UBEYDULLAH-I AHRAR
kuddise sirruh
Türkistan'ın büyük velîlerinden. Kendilerine "Silsile-i aliyye" adı verilen ve insanlara İslâmiyet’in emir ve yasaklarını anlatarak dünya ve ahirette seâdete kavuşmalarına vesîle olan büyük âlim ve velîlerin onsekizincisidir.
İsmi, Ubeydullah bin Mahmûd bin Şihâbüddîn'dir. Babası Mahmûd Şâşî, devrinin âlimlerinden velî bir zât idi.
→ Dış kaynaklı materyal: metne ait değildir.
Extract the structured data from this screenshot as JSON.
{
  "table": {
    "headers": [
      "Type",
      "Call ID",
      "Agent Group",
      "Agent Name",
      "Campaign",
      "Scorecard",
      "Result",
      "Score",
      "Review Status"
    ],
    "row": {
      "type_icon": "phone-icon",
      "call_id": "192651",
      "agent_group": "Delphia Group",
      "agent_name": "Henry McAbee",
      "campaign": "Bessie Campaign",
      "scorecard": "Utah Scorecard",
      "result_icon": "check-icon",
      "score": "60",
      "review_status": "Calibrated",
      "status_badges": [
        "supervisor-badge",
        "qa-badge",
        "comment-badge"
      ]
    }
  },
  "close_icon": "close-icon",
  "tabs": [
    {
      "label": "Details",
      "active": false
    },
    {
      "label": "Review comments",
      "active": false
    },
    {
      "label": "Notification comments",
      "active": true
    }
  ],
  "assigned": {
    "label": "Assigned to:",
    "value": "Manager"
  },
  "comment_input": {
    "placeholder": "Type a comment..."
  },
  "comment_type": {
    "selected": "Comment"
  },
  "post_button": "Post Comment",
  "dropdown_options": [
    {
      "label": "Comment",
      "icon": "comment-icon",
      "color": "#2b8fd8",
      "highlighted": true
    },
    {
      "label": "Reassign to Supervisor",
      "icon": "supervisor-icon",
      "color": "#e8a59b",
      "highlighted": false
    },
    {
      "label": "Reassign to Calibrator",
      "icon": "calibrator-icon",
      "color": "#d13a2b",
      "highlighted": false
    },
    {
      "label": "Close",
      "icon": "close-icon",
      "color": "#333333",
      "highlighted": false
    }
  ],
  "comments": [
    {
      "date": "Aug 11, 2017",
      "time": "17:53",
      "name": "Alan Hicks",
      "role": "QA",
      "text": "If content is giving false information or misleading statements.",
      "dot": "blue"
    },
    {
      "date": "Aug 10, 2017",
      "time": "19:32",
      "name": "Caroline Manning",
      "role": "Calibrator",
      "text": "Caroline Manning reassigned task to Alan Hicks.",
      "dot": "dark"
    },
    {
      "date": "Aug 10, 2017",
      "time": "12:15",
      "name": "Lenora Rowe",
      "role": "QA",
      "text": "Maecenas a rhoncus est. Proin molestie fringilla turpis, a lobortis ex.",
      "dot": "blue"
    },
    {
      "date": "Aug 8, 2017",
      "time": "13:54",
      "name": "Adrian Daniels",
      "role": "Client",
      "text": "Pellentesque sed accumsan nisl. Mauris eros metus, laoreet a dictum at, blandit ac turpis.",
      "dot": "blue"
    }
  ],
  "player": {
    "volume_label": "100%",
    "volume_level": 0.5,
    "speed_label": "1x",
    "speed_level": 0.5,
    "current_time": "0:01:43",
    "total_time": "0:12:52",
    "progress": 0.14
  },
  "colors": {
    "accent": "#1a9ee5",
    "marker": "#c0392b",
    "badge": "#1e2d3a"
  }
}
Annesi, hazret-i Ömer'in soyundandır. Ahrâr lakabıyla ve Taşkendî nisbesiyle tanınmıştır. 1403 (h. 806) senesinde Taşkent'te doğdu. 1490 (h. 895) senesinde Semerkant'ta vefât etti. Kabri oradadır.
Allah adamlarından Ubeydullah-ı Ahrar,
Sayesinde, zulmetten nura çıktı insanlar.
Çocukken parlıyordu yüzünde nur ve şua,
Görenler hayran olur, ederdi ona dua.
Şihabüddin adında, vardı ki bir dedesi,
Evliya bir zat olup, yüksekti derecesi.
Hastalanıp, vefatı yaklaşınca bu zatın,
Vedalaştı hepsiyle aile efradının.
Sonra, torunlarıyla görüştü birer birer.
En son, Ubeydullah’ı yanına getirdiler.
Henüz pek küçük idi Ubeydullah o zaman.
O içeri girince, doğruldu yatağından.
Kucağına alarak, bağrına bastı onu.
Ağlayarak dedi ki: (Bekliyordum ben bunu.
Bu, çok büyük bir veli olacaktır ilerde.
Ve lakin ben hayatta bulunmam o günlerde.
Âlemi tutacaktır, bunun feyz ve nurları.
Emrinde olacaktır, cihan padişahları.)
Sonra da, babasına buyurdu ki: (Ey oğlum!
Bunun yetişmesini, sana ısmarlıyorum.)
Akranları oynarken, o, hiç oynamıyordu.
Zira oyun oynamak, ona tad vermiyordu.
Derlerdi: (Bizim ile oynamazsın sen niçin?)
Derdi ki: (Biz dünyaya, gelmedik oyun için.)
Gençliğinde, ziyaret eylemişti Hire’yi.
O yerde, bir kimseden duydu Yakub Çerhi’yi.
Onun muhabbetiyle, tutuştu, yandı birden.
Onu görmek üzere, derhal çıktı o yerden.
Huzuruna girince, gördü sevgi, iltifat.
Kalbinden geçirdi ki: İşte aradığım zat.
Onu, Yakub-i Çerhi görür görmez ilk daha,
Fark etti kalbindeki o cevheri bi-baha.
Bahaddin Buhari'yi, anlatıp uzun uzun,
Dedi: (İşte bu zattır, rehberi yolumuzun.)
Elini uzatarak, sonra Ubeydullah’a,
Buyurdu ki: (Şimdi kalk, gel eyle müsafaha.)
Bir an tereddüt etti Ubeydullah-ı Ahrar.
O zaman buyurdu ki: (Yüzüme eyle nazar.)
Bakınca, öyle nurlu gördü ki cemalini,
Sarılıp kucaklamak istedi kendisini.
Yakub-i Çerhi dahi, buyurdu ki: (Gel beri.
Behaeddin Buhari tutmuştur bu elleri.
Demişti: Senin elin, aynen benim elimdir.
Senin elini tutan, benim de sevdiğimdir.
Bu el, onun elidir, haydi müsafaha et.
Sana müyesser oldu bu nimet ve saadet.)
Hürmet ve muhabbetle, tutup öptü elini.
Üç ay hizmet ederek, aldı icazetini.